Like many, Dodge points to the disbanding of Hussein's 400,000-member army, who largely surrendered, as unwise. "US forces never really controlled the country; they never had enough intelligence assets and the troops on the ground that were needed to impose order,'' he says. "A month after the invasion, the insurgency started to test the Americans, found the hegemon didn't have complete control, and then the insurgency took off."
The fighting has drawn the US into the position that all occupiers want to avoid: combat against a foe scattered among the civilian population. Counterinsurgency in that environment inevitably creates civilian casualties, and even more hostility.
Harold Meyerson's also sees no practical possiblity for a genuinely good outcome in Iraq, Death Grip American Prospect online 04/08/04:
So now the president's war of choice has led to an occupation with no good options. ...
What the Iraqi provisional government [after the handover of "sovereignty on July 1] will have is the Americans [to provide security]. It would be far better off if it had a force under the U.N. banner, with troops from nations that had opposed as well as supported the war, troops from Arab nations in particular.
But the time to have built such a force, I fear, has come and gone. The administration's utter failure to envision the problems that a U.S.-controlled occupation would encounter kept it from going to the United Nations until the situation on the ground was barely tenable. It's still worth trying to get a U.N. high commissioner to supplant Paul Bremer, but it grows harder to imagine why the U.N. would sign on at this late date.
In any event, the administration still shows scant desire to surrender its control of the growing chaos.
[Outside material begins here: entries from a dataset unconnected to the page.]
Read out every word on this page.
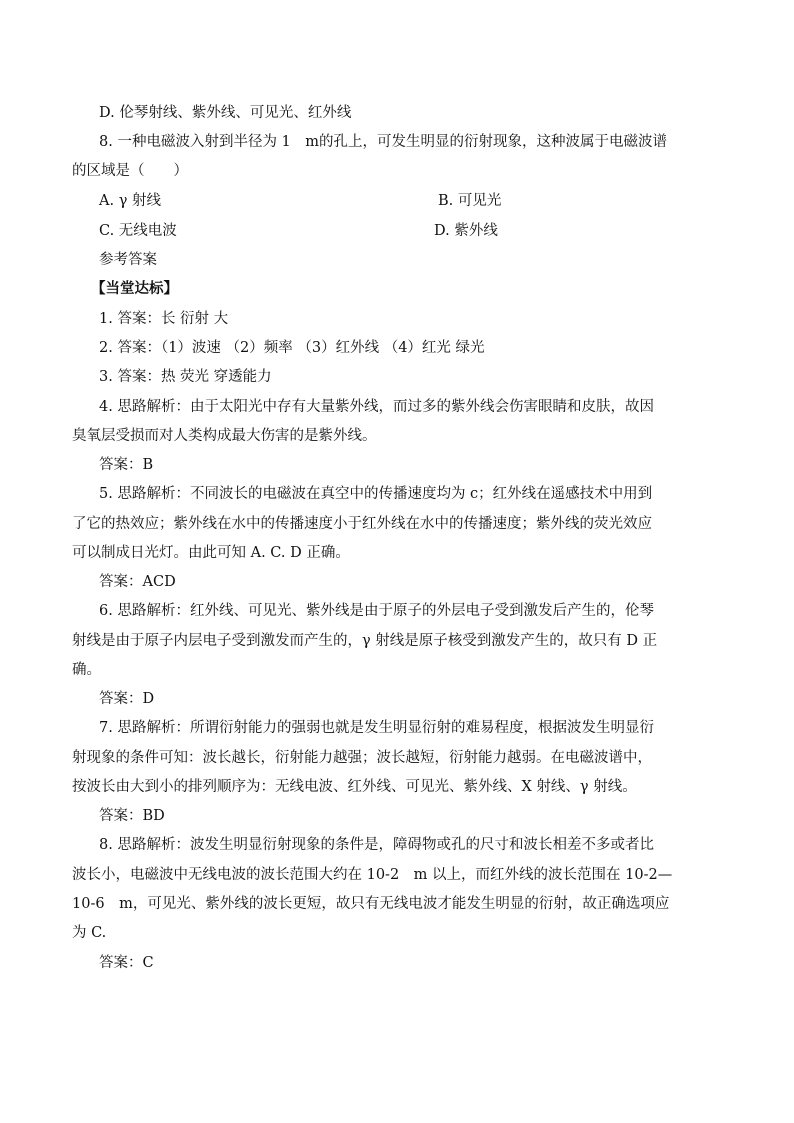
D. 伦琴射线、紫外线、可见光、红外线
8. 一种电磁波入射到半径为 1　m的孔上，可发生明显的衍射现象，这种波属于电磁波谱
的区域是（　　）
A. γ 射线	B. 可见光
C. 无线电波	D. 紫外线
参考答案
【当堂达标】
1. 答案：长 衍射 大
2. 答案：（1）波速 （2）频率 （3）红外线 （4）红光 绿光
3. 答案：热 荧光 穿透能力
4. 思路解析：由于太阳光中存有大量紫外线，而过多的紫外线会伤害眼睛和皮肤，故因
臭氧层受损而对人类构成最大伤害的是紫外线。
答案：B
5. 思路解析：不同波长的电磁波在真空中的传播速度均为 c；红外线在遥感技术中用到
了它的热效应；紫外线在水中的传播速度小于红外线在水中的传播速度；紫外线的荧光效应
可以制成日光灯。由此可知 A. C. D 正确。
答案：ACD
6. 思路解析：红外线、可见光、紫外线是由于原子的外层电子受到激发后产生的，伦琴
射线是由于原子内层电子受到激发而产生的，γ 射线是原子核受到激发产生的，故只有 D 正
确。
答案：D
7. 思路解析：所谓衍射能力的强弱也就是发生明显衍射的难易程度，根据波发生明显衍
射现象的条件可知：波长越长，衍射能力越强；波长越短，衍射能力越弱。在电磁波谱中，
按波长由大到小的排列顺序为：无线电波、红外线、可见光、紫外线、X 射线、γ 射线。
答案：BD
8. 思路解析：波发生明显衍射现象的条件是，障碍物或孔的尺寸和波长相差不多或者比
波长小，电磁波中无线电波的波长范围大约在 10-2　m 以上，而红外线的波长范围在 10-2—
10-6　m，可见光、紫外线的波长更短，故只有无线电波才能发生明显的衍射，故正确选项应
为 C.
答案：C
This was written two days ago. And, allowing for the "fog of war" especially in situations like this, the news from the last couple of days indicates that even our hand-picked Interim Governing Council is coming apart. The generals are reportedly requesting yet another escalatio of troops levels, beyond what Rummy approved last week. It's hard to see how even a symbolic handover of sovereignty is going to be possible in two-and-a-half months from now.